2 - What information is provided in the operating cash payments portion of the cash budget?
3 - Describe the use of Pivot Tables in Excel. Cite 2 examples of how Pivot Tables can be used in decision making by management.
4 - How can financial ratios help to identify the financial strength of a company? Give at least 2 examples of financial ratios that are indicative of a company's liquidity and efficiency.
Solution:-
1. What information is provided in the operating cash receipts portion of the cash budget:-
The operating cash receipts portion of the cash budget provides the information that pertains to the timing of revenue collection.
2. What information is provided in the operating cash payments portion of the cash budget:-
This is the same as the receipts as you must factor in the time of the payment in the cash budget. If a vendor doesn’t require immediate payment, it is important for the budget to consider when a payment is actually made to that account.
3. Describe the use of Pivot Tables in Excel. Cite 2 examples of how Pivot Tables can be used in decision making by management:-
Because pivot tables summarize data, they can be used to find unique values in a field. This is a good way to quickly see all the values that appear in a field and also find typos, and other inconsistencies.
A pivot table is especially useful with large amounts of data. For example, a store owner might list monthly sales totals for a large number of merchandise items in an Excel spreadsheet. If the owner wanted to know which items sold better in a particular financial quarter, it would be very time-consuming for her to look through pages and pages of figures to find the information. A pivot table would allow the owner to quickly reorganize the data and create a summary for each item for the quarter in question.
4. How can financial ratios help to identify the financial strength of a company? Give at least 2 examples of financial ratios that are indicative of a company's liquidity and efficiency:-
Financial ratios provide a standardized method with which to compare companies and industries.
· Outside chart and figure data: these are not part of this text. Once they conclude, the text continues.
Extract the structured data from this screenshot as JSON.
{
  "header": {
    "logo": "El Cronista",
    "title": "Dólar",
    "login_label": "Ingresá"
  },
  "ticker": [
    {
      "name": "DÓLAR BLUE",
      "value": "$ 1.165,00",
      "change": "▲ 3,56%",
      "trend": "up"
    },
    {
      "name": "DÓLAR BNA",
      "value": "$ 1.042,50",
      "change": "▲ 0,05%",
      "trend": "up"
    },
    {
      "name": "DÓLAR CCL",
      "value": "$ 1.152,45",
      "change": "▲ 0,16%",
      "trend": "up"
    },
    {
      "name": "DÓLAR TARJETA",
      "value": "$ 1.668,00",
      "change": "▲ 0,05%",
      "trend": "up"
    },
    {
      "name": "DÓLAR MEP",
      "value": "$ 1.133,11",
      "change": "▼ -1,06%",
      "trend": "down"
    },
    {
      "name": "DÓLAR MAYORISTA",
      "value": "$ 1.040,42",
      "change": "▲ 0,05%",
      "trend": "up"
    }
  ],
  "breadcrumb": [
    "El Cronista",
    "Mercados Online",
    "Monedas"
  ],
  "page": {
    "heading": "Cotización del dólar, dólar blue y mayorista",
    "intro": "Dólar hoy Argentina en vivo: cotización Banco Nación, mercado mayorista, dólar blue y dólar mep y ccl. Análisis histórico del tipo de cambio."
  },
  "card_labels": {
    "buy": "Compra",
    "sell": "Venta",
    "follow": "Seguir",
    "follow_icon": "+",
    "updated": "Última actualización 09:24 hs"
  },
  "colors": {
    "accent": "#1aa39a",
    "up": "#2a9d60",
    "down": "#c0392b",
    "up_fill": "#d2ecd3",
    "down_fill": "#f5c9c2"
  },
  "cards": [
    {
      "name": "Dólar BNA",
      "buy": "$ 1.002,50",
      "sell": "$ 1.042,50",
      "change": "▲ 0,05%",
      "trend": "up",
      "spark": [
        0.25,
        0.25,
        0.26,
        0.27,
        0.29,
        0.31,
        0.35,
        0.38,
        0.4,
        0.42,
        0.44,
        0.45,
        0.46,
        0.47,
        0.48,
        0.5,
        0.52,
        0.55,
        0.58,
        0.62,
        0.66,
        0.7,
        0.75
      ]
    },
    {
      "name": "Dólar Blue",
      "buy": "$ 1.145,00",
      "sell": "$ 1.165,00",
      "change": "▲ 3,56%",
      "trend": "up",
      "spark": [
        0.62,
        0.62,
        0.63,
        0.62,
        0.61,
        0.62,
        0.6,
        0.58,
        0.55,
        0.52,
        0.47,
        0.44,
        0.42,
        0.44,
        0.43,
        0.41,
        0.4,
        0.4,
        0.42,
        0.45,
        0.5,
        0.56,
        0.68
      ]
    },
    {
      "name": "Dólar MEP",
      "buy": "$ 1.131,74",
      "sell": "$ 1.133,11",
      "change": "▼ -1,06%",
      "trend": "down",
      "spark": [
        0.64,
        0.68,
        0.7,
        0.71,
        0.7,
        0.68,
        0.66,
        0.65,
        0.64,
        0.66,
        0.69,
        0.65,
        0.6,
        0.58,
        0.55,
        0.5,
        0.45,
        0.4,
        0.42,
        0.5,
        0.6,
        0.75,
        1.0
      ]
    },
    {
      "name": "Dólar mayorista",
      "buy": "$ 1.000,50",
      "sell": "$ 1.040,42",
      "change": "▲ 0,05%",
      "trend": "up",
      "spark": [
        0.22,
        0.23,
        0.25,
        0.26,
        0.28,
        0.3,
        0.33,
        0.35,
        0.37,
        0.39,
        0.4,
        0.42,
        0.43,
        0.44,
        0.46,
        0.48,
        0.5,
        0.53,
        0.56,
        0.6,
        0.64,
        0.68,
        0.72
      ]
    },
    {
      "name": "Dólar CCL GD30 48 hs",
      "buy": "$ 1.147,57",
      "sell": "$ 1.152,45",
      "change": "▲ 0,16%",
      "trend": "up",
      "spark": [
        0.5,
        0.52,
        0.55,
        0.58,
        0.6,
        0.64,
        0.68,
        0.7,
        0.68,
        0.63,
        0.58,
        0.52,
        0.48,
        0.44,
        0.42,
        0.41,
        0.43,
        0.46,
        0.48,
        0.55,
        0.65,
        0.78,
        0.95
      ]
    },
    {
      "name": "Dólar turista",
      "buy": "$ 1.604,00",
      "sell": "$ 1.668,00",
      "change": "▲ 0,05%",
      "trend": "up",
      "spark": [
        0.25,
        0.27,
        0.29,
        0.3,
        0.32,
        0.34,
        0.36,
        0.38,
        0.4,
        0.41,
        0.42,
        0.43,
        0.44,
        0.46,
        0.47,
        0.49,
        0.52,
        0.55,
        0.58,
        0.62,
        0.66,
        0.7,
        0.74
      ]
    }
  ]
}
Using ratios puts all companies on a relatively equal playing field in the eyes of analysts; companies are judged on their performance rather than their size, sales volume or market share. Comparing the raw financial data of two companies in the same industry offers only limited insight. Ratios go beyond the numbers to reveal how good a company is at making a profit, funding the business, growing through sales rather than debt and a wide range of other factors.
An older company, for example, might boast 50 times the revenue of a new small business, which would make the older company seem stronger at first glance. Analyzing the two companies with ratios such as return on equity (ROE), return on assets (ROA) and net profit margin may reveal that the smaller company operates much more efficiently, generating substantially more profit per dollar of assets employed.